The case is highlighted in a recent industry report that suggests so-called non-wires alternatives — combinations of storage and distributed generation that don’t depend on long-distance transmission — offer a less risky and more flexible option to help utilities avoid overbuilding capacity.
“This is a really interesting and important aspect of non-wires alternative projects,” said Brenda Chew, a research analyst with the Smart Electric Power Alliance (SEPA), which just published a joint report with the Peak Load Management Alliance (PLMA) about the potential for non-wires alternatives.
“Instead of making a huge investment in the traditional infrastructure upgrade that may have ended up becoming a sunk cost, you have a smaller non-wires project that’s flexible and it’s available, but you can also ramp it down if that forecast doesn’t happen as expected.”
Chew found that a traditional system in Boothbay, Maine, would have cost ratepayers an additional $12 million and the asset would have been stranded, meaning ratepayers would be paying for it despite the capacity not being needed. The Maine project is one of 10 case studies Chew and her colleagues reviewed in which decision makers chose alternatives to high-powered lines and substations.

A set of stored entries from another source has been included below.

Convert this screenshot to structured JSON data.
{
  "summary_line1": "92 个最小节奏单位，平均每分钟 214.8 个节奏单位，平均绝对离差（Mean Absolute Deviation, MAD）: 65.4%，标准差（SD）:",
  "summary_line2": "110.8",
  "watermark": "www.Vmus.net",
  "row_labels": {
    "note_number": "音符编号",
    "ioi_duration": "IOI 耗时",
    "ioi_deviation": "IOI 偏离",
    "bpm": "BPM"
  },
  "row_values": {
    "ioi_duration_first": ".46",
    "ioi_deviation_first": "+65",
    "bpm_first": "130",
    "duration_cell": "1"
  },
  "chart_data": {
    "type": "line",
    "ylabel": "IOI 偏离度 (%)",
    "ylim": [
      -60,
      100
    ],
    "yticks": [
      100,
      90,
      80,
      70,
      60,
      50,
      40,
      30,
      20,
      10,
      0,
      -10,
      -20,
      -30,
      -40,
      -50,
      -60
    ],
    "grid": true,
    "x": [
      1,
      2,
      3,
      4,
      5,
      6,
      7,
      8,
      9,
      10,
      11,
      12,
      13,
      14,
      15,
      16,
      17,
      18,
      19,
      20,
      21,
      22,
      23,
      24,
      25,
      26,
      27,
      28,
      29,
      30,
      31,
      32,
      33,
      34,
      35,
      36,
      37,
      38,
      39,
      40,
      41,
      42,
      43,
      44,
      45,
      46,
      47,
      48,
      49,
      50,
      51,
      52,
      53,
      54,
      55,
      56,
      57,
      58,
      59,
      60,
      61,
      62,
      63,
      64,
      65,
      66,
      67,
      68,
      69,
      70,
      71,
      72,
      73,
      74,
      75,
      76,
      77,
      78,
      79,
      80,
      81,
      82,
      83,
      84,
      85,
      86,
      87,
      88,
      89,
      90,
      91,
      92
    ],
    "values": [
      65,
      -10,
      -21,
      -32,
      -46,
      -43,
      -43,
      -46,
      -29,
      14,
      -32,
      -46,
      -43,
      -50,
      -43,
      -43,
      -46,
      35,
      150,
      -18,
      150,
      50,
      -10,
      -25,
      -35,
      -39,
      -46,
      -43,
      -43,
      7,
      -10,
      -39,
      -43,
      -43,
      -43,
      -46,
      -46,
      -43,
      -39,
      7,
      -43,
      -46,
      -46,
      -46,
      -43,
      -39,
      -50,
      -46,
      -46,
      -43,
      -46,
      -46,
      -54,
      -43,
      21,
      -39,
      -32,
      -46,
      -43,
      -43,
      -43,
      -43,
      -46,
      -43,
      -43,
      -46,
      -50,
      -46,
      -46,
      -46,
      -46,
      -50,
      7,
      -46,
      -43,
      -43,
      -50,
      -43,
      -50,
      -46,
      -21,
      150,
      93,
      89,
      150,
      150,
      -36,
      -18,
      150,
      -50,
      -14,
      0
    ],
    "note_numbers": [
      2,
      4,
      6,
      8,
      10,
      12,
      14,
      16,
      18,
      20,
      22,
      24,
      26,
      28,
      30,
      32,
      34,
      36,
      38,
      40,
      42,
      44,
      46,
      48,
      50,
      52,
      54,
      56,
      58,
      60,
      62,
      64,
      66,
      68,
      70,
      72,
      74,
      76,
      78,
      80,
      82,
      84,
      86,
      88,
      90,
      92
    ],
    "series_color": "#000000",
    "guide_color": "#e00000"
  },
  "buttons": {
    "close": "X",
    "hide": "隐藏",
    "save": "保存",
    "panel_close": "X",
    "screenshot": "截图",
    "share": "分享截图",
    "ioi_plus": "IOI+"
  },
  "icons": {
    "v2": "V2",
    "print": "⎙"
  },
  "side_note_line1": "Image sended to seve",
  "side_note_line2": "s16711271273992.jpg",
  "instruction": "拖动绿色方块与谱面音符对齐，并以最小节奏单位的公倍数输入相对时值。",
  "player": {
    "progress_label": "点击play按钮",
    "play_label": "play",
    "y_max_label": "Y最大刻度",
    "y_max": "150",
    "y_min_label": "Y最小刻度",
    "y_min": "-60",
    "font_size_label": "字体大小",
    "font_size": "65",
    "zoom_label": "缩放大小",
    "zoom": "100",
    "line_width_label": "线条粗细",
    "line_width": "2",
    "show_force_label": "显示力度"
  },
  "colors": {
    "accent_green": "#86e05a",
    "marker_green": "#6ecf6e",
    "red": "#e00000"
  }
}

Such projects are popping up across the country. In Illinois, the state’s largest electric utility, ComEd, successfully piloted a battery project that it installed to provide backup power during outages rather than running in new transmission wires. The market for alternatives to big transmission projects is fledgling, but growing. The authors found more than 100 projects across the U.S. today. In 2017, $63 million was spent in on these kinds of alternative projects, but that’s projected to increase to $580 million by 2026.
A few takeaways: Alternatives are proving successful in the field and have delayed expensive infrastructure projects, saving ratepayers money. “There are non-wires projects out there, many of them using battery storage, that are cost-effective and make more financial sense than the traditional infrastructure upgrade,” Chew said.
Interestingly, alternatives to power lines can take many forms, more than just solar systems and batteries. Chew said it was “exciting for us to see … the range of technologies and the different applications being used in these projects — behind and in front of the meter, combined heat and power, solar, storage, energy efficiency. Non-wires alternatives provide multiple avenues for innovation, flexibility, and reliability that benefit both customers and the grid.”
Sounds great, so why aren’t they being adopted at fever-pitch? Utilities make money by building projects, and the rate-based cost recovery model is an obstacle to widespread adoption of these alternatives. Chew and her co-authors found a need to evolve “the utility business model to provide alternative revenue streams and incentives for utilities to explore benefits from DER technologies.” But they acknowledge this would require changes to regulations.
That’s a heavy lift in many places, but it has been done before. One of the case studies looked at a project in New York with Central Hudson Gas & Electric, where the utility worked with state regulators to create an incentive-based compensation model that allowed the utility to split the benefits with its customers — 70 percent of the savings go to the customers and 30 percent to the utility, according to Chew.
“The regulatory environment right now may not be super conducive to utilities building these projects, but the compensation model that Central Hudson worked out with New York’s public utilities commission is a good example of how they are finding ways to incentivize utilities to make that change,” Chew said.